ADVISE AND CONSENT (79)

Directed by: Otto Preminger (1962)

Starring: Walter Pidgeon, Charles Laughton, Don Murray, Henry Fonda

The Pitch: The US President tries to appoint a controversial new Secretary of State, leading to intrigue and mud-slinging as the nomination goes to the Senate for approval.

Theo Sez: Interesting to compare this with the roughly contemporaneous THE BEST MAN, another warts-and-all look at American politics.

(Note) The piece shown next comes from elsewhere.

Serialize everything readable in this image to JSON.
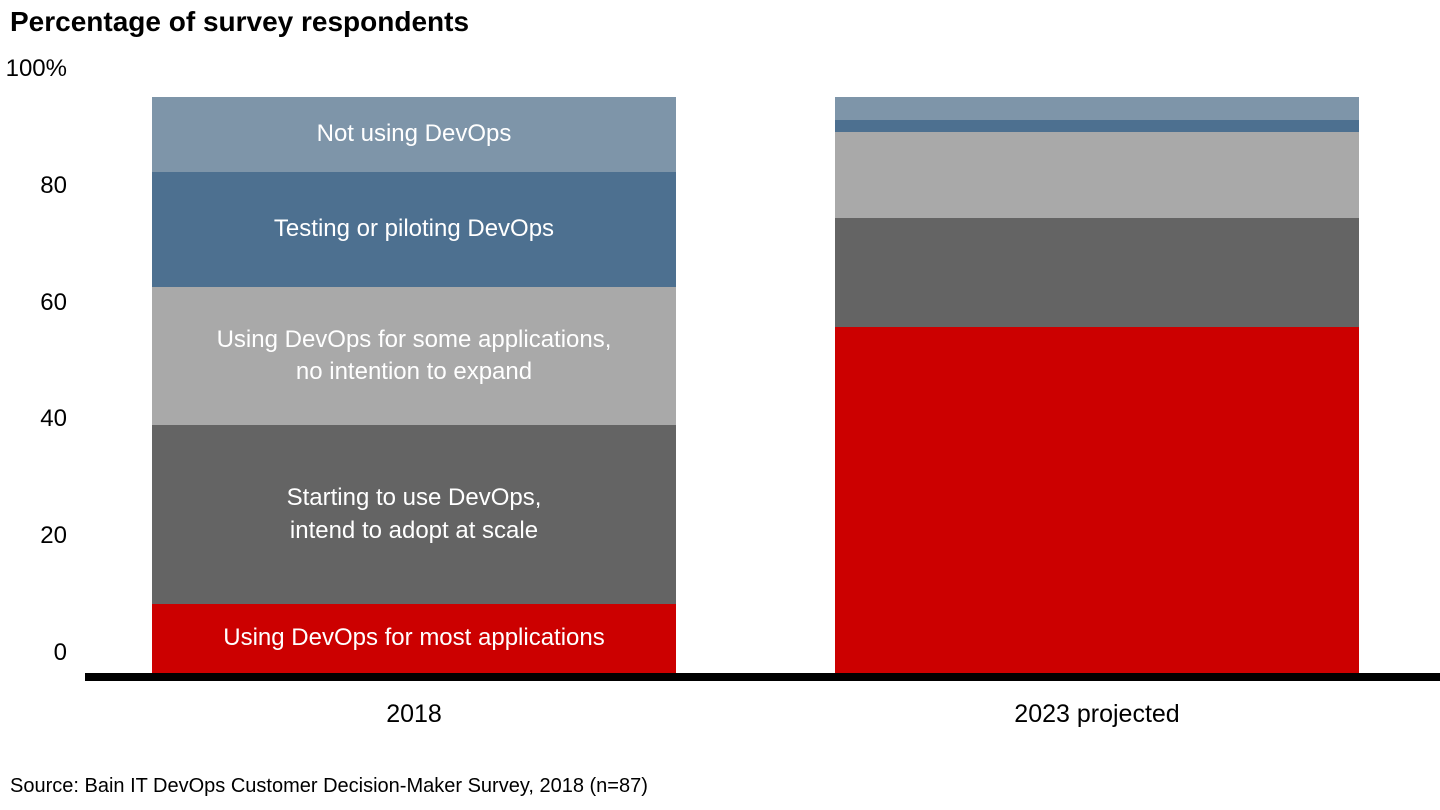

Both feature the same skeletons in politicians' closets - Communism and homosexuality (so much more colourful than boring old adultery) - but the Gore Vidal-scripted MAN feels rough and acrid, right down to its high-contrast photography, a bitchy insider's look at the political circus ; whereas this, though it claims to be "lifting the lid off Washington" (the opening credits have the Capitol dome opening up to reveal the main title), is a glossy adaptation of a lengthy, portentous bestseller - if it's Telling It Like It Is it's not because it wants to mock but merely for our edification, the public-interest argument familiar from today's tabloids. Fortunately, Preminger has always been more showman than moralist (or perhaps a showman in the guise of a moralist), and he's mainly concerned with guiding his veteran cast through a plot chock-full of juicy twists - indeed, the whole film is so solidly-packed you might wish it were even longer than its 140 minutes (at least if you're unfamiliar with EXODUS and THE CARDINAL, the leviathans Preminger made on either side of this). The result is hammy as hell but irrepressibly entertaining - not least because, though it pays lip-service to the bloated inclusiveness of its airport-novel source (glancing at the politicians' families and off-duty lives), it actually concentrates almost entirely on their working hours, and specifically on the procedural detail of how the Senate does business. It creates a perfectly stylised surface - a roundelay of speeches, objections and "Will the Senator yield?"s - implicitly contrasted with the tawdry messiness beneath : a memorable scene has the majority leader making a fine speech on the Senate floor, replete with references to the glory of the US Constitution - so he can camouflage the fact that he's actually improvising wildly, buying time so his minions can strike a deal with a recalcitrant Senator before the vote. It doesn't exactly transcend its tabloid muck-raking but it does use it, making some important - even revolutionary - points if you can look at the bigger picture ; in the same kind of way that, though its treatment of homosexuality is offensive by today's standards (especially when our hero admits he was led astray in his youth but he's "normal" now), it does nonetheless feature the first gay bar ever seen in a Hollywood movie.